Lower Spreads, Fewer Fees, Same SW DAO — Why Polygon ASAP

Better User Experience, Less Money Burned & Even Better Performing Products

No one wants to burn $73,000 in 6 weeks — but our founding team did. We have spent $73,300.47 harvesting yield and rebalancing assets within our TokenSets products along with 2 dividend distribution events.

Beginning in Q2 these expenses will be passed on to the SW DAO Treasury along with all other expenses. Let’s not beat around the bush. This is a lot of money, and we cannot sustainably continue to pay these fees without harvesting significant performance and management fees from the users of our products.

Luckily there’s a solution

Rolling out our core SWYF and SWAP products onto Polygon, and every new product thereafter, directly to Polygon.

With ~400,000 daily active addresses on Polygon there is a clear and well-defined userbase that understands that the ETH base layer fees are not user friendly, nor manageable for daily active use. You must be a whale or execute swaps that return outsized alpha, in order to recoup your burned fees. As a project who seeks to provide the same access to investment products to both Whales and Shrimps, we are ignoring our mission should we continue to use the ETH mainnet for our core products.

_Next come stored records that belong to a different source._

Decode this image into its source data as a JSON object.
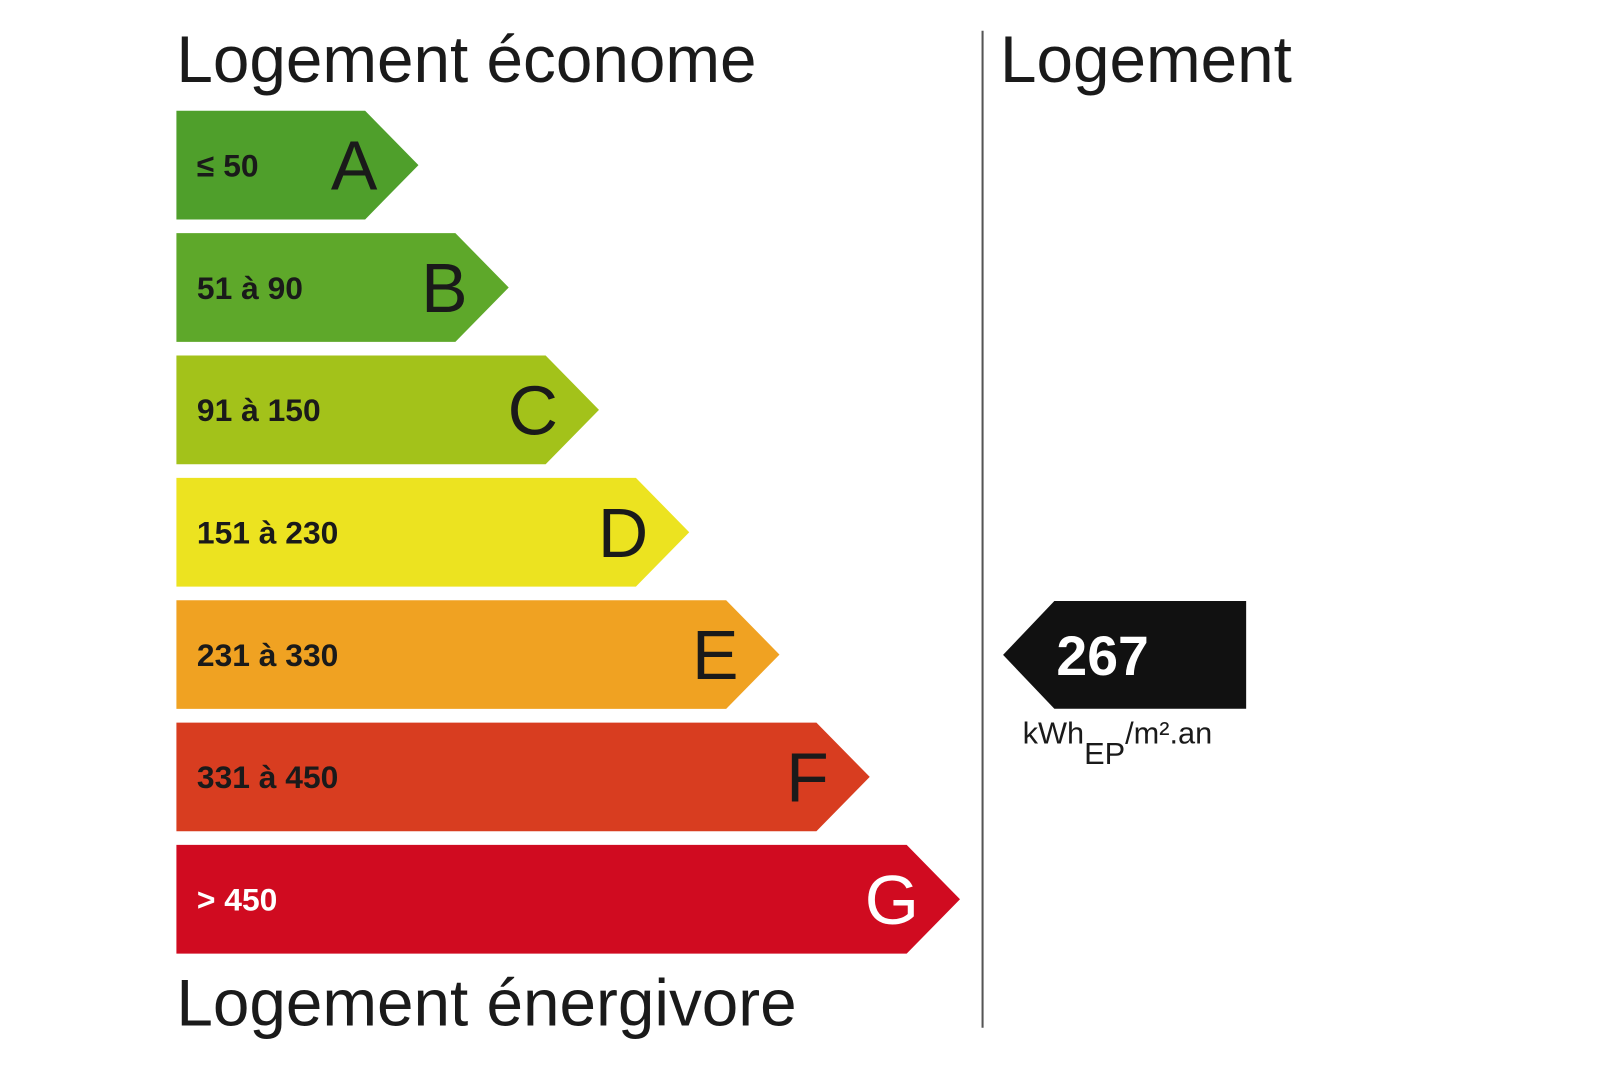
{
  "header": {
    "left_title": "Logement économe",
    "right_title": "Logement",
    "bottom_title": "Logement énergivore"
  },
  "classes": [
    {
      "range": "≤ 50",
      "letter": "A",
      "color": "#4f9f2b",
      "text_color": "#1a1a1a"
    },
    {
      "range": "51 à 90",
      "letter": "B",
      "color": "#5ea82a",
      "text_color": "#1a1a1a"
    },
    {
      "range": "91 à 150",
      "letter": "C",
      "color": "#a3c21a",
      "text_color": "#1a1a1a"
    },
    {
      "range": "151 à 230",
      "letter": "D",
      "color": "#ece320",
      "text_color": "#1a1a1a"
    },
    {
      "range": "231 à 330",
      "letter": "E",
      "color": "#f0a222",
      "text_color": "#1a1a1a"
    },
    {
      "range": "331 à 450",
      "letter": "F",
      "color": "#d83d20",
      "text_color": "#1a1a1a"
    },
    {
      "range": "> 450",
      "letter": "G",
      "color": "#d00b20",
      "text_color": "#ffffff"
    }
  ],
  "indicator": {
    "value": 267,
    "unit_main": "kWh",
    "unit_sub": "EP",
    "unit_rest": "/m².an",
    "color": "#111111"
  }
}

Previous Words from Our Community on ETH Fees

We have heard from our community that paying $50-$150 fees to trade into SWAP/SWYF or to cash out their USDC dividends is making them cringe. We acknowledge that pain as we experience it too and we are seeking to fix this issue for all of us. Since discussions as early as August, the community has been looking forward to Polygon and BSC integration. Now, before we ramp up our product line and move these expenses onto our DAO Treasury, is the best time to make the move.

On Thursday, January 13th we will roll out SW Alpha Portfolio and SW Yield Fund on Polygon via TokenSets. These products will have the exact same strategy as the ones initially deployed on the ETH mainnet, with major improvements to user experience and strategy execution.


  1. Near-zero client transaction fees to buy/sell our products
  2. Faster execution to gain/remove asset exposure within the Strategy
  3. Less MEV frontrunning — meaning better price execution on trades
  4. Yield farming claim fees will be greatly reduced, broadening our investment horizon

Anecdotally, we had to selectively ignore Yield Farming Index Coop’s GMI product because the fee to deploy was ~$10,000. Due to these large fees on the ETH mainnet our Yield Fund has to selectively ignore opportunities that we believe may wind up being incredibly fruitful to the performance of our products. These opportunities will be opened up to us once we deploy SWYF on Polygon.

How Will This Effect You?

  • SW DAO will continue to run SWAP/SWYF on ETH mainnet until all SWAP/SWYF investors have bridged to Polygon SWAP/SWYF (ideally by Feb 1)
  • If you are currently invested in SWAP/SWYF on the ETH mainnet we will pay for you to move to Polygon SWAP/SWYF (more info coming soon)

If you are currently holding SWAP/SWYF you will soon be able to send your SWAP/SWYF tokens to the DAO Treasury ETH mainnet address. We will then refund your transaction fees and bridge your new SWAP/SWYF tokens to Polygon for you, then send you back the same $ amount of SWAP/SWYF to your Polygon wallet. More information about this will be released soon in a separate announcement post.

Over the Coming Weeks

We will be asking the community how we should approach the continued integration of SW DAO to Polygon. Discussion on this topic will include moving our dividend payments solely to Polygon, providing SWD/SWAP/SWYF liquidity on Polygon via Balancer pools, and the bridging of ETH mainnet SWD to Polygon for proper interaction with our SWDAO.org dApp.

The founding team has decided we will pay out of pocket to bridge all current SWD token holders to Polygon should the time come. Ideally, we would like to begin payment of dividends on Polygon for the March dividend (paid April 1), and make the bridge a requirement for SWD holders for the April dividend (paid May 1).

The movement of SWD token to Polygon would mean the removal of the 100 SWD token dividend hurdle, opening the dividend up to many more active governance participants. Additionally, being on Polygon would mean that reinvesting your dividend to SWD tokens or our tokenized products would cost near-zero in exchange fees. We believe these two things address the vocal concerns of existing community and governance members.

We would love to hear from the community regarding the Polygon integration with SW DAO and we will be releasing more information about SWAP/SWYF token bridging reimbursement soon.